The effort is dangerous, but vital. Several of the men die pursuing the creature, but the hunt is relentless; they know it has to die.
The iconic final scene brings home the message of the futility of paranoia. Having dynamited the entire camp in an effort to annihilate the creature, only Macready (Kurt Russell) seems to have survived. Temporarily warmed by the fire, Macready waits for the freezing cold with a surviving bottle of whisky. Stumbling towards him comes Childs (Keith David), earlier suspected of having been assimilated by the Thing. Macready and Childs hold one another in the sights of their flame throwers, each convinced of the other’s monstrous conversion. Eventually the two men come to a realization: it doesn’t matter. There is no way of knowing if either are the monster, and even if there was, it would be pointless to destroy each other now. Realizing the futility of their distrust, the two men share a drink while waiting for the encroaching storm of winter.
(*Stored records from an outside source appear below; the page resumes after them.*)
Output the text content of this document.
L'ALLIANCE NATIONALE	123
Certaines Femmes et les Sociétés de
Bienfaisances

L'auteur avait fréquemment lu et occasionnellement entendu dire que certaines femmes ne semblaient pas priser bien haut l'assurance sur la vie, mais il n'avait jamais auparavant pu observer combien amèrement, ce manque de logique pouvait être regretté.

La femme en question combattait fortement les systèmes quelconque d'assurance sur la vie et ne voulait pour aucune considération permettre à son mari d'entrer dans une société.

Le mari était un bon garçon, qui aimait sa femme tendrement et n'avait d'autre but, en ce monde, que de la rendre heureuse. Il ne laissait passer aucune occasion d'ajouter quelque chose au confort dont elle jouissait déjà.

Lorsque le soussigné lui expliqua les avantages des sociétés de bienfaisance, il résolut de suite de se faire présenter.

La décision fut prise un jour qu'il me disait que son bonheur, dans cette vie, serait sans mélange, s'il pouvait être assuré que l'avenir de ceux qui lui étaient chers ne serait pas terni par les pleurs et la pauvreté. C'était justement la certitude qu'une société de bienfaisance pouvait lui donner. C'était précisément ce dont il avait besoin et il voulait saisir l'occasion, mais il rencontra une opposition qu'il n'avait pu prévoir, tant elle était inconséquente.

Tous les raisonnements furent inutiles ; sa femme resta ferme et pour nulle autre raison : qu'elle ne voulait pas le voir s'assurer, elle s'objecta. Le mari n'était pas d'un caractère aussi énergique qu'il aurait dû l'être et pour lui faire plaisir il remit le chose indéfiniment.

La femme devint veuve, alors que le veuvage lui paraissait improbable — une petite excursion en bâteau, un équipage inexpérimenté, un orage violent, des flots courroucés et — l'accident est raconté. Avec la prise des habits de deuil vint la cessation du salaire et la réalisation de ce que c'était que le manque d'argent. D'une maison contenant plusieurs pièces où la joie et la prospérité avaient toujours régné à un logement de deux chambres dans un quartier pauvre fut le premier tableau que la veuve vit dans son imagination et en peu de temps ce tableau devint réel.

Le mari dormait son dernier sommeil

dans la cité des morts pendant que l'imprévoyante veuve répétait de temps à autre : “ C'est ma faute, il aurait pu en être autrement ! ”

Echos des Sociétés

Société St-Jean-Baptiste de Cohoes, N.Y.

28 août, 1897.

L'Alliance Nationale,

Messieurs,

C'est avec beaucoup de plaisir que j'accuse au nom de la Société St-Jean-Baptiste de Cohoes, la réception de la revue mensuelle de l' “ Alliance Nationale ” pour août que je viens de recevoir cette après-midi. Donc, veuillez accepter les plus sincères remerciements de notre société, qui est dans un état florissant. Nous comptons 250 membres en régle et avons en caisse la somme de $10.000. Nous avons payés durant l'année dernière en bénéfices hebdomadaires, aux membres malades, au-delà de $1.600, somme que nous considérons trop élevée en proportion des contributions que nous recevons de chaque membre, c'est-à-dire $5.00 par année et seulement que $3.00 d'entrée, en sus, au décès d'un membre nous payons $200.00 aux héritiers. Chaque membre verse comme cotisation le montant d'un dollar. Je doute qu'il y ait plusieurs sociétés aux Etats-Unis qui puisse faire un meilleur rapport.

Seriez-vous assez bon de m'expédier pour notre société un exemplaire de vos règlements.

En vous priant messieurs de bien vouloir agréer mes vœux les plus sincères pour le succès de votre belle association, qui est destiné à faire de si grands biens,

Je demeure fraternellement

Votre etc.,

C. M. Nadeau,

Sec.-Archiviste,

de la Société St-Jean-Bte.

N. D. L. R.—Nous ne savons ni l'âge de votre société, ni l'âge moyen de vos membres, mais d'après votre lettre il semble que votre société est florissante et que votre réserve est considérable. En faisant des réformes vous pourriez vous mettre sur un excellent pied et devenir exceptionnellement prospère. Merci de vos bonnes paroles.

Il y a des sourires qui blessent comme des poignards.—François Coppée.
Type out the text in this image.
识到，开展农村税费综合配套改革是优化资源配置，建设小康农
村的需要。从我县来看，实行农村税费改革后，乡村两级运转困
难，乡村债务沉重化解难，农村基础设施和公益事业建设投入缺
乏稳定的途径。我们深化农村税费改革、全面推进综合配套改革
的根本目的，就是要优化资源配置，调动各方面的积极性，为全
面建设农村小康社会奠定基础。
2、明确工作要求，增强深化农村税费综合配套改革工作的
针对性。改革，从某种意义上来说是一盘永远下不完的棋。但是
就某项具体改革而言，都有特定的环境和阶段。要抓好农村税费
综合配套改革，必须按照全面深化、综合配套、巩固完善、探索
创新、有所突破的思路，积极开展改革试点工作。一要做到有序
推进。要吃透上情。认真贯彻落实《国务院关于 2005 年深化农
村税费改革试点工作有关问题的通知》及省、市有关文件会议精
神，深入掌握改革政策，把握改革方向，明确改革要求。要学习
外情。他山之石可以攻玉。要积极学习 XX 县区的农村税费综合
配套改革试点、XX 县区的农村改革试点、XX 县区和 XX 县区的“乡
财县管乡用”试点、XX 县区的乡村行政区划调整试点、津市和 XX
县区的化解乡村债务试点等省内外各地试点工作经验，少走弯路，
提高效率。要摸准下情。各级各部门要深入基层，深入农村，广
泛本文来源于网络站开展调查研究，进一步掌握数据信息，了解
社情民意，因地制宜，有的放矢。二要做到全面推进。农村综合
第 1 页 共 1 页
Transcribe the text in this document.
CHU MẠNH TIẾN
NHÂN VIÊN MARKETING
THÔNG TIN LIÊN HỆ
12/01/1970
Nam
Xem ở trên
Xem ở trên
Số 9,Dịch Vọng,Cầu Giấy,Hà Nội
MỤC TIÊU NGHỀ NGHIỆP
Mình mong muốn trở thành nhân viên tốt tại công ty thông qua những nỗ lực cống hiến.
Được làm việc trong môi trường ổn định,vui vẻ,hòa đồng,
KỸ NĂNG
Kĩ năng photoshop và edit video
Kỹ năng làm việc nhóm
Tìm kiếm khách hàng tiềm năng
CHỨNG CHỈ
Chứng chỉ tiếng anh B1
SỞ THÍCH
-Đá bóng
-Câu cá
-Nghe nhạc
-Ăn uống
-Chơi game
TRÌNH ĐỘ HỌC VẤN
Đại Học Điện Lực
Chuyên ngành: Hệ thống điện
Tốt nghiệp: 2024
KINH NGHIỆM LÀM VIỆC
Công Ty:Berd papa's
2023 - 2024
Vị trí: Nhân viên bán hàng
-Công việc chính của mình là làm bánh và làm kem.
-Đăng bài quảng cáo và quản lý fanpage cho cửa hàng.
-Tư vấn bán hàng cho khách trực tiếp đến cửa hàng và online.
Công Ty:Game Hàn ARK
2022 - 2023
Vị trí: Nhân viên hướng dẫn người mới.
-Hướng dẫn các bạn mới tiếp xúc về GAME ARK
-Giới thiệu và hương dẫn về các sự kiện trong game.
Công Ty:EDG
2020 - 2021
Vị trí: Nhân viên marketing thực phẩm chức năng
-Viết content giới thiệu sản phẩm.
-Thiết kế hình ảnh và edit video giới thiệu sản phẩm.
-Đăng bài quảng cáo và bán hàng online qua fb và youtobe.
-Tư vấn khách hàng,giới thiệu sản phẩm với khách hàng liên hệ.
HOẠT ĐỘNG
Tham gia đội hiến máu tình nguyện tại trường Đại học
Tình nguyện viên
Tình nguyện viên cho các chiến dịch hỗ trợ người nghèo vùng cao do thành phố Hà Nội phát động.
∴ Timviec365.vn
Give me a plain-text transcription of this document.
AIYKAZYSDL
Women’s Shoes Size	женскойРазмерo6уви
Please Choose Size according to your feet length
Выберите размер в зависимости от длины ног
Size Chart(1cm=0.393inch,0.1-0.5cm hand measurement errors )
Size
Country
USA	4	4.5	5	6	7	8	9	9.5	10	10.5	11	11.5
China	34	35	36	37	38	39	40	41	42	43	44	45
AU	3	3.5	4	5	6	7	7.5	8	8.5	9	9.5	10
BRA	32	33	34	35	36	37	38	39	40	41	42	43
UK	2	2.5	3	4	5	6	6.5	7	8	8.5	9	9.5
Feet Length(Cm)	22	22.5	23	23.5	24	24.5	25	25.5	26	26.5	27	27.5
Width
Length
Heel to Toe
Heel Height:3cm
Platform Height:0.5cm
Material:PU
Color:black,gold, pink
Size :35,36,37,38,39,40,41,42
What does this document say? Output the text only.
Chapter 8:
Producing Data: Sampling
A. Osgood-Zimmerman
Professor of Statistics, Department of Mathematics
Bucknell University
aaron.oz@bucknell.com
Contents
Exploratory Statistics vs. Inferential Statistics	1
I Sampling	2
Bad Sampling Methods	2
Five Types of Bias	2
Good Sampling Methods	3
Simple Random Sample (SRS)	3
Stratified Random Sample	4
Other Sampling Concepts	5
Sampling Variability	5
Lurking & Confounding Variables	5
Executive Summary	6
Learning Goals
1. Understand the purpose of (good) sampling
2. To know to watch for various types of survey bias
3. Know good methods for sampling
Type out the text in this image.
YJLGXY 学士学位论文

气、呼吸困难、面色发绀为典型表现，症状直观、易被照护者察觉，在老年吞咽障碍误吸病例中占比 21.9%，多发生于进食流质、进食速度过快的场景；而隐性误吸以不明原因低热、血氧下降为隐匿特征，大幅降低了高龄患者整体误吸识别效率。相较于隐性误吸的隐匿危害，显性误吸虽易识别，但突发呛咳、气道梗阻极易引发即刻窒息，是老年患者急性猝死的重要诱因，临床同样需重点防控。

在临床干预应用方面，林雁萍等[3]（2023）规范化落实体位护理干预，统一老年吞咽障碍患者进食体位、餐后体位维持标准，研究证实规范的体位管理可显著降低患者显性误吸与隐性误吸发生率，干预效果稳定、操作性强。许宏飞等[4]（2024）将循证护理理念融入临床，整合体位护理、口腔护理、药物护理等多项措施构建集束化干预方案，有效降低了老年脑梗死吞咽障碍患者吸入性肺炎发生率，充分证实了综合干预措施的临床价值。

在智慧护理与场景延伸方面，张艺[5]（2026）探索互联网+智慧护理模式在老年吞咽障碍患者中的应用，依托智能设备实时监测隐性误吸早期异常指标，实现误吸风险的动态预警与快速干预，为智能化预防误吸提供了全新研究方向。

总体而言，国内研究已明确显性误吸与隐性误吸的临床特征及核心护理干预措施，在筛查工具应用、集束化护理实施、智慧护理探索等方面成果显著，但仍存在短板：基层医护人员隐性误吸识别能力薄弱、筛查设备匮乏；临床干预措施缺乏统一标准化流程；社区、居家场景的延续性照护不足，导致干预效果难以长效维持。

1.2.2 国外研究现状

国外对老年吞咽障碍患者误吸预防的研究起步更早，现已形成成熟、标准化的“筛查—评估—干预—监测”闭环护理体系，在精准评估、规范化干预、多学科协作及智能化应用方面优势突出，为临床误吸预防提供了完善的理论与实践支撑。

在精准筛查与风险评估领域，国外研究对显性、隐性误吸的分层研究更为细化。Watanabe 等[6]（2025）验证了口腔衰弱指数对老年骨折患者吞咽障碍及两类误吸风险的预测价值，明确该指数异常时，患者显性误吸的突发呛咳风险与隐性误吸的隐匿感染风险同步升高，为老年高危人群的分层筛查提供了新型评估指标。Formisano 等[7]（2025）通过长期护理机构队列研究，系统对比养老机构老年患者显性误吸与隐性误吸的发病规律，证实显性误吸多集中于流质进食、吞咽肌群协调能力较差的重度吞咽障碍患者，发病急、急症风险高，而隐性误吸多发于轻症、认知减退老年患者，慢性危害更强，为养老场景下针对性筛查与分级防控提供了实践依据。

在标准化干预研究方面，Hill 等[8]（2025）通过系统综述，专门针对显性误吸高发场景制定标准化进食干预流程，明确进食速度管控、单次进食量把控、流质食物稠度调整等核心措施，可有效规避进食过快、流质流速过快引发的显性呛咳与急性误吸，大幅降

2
“The Thing” is a masterpiece. I consistently hold it to be one of the greatest American science fiction films ever made, hitting a home run in every category the genre sets out to explore. And when others stop to think about it, I’ve noticed they’re pretty quick to agree. The acting is engaging but believable, the setting claustrophobic to the level of suffocation, and the pace hold you so tightly you can feel its claws digging into you. It’s a movie that definitely makes you want company when you watch it, even if it does leave you wondering about who exactly you’re seeing it with.
(P.S.: Hit up Netflix and watch this beast! Then go see the remake in October and tell me whether or not to see it…and then sigh when I go see it anyway, no matter what you tell me.)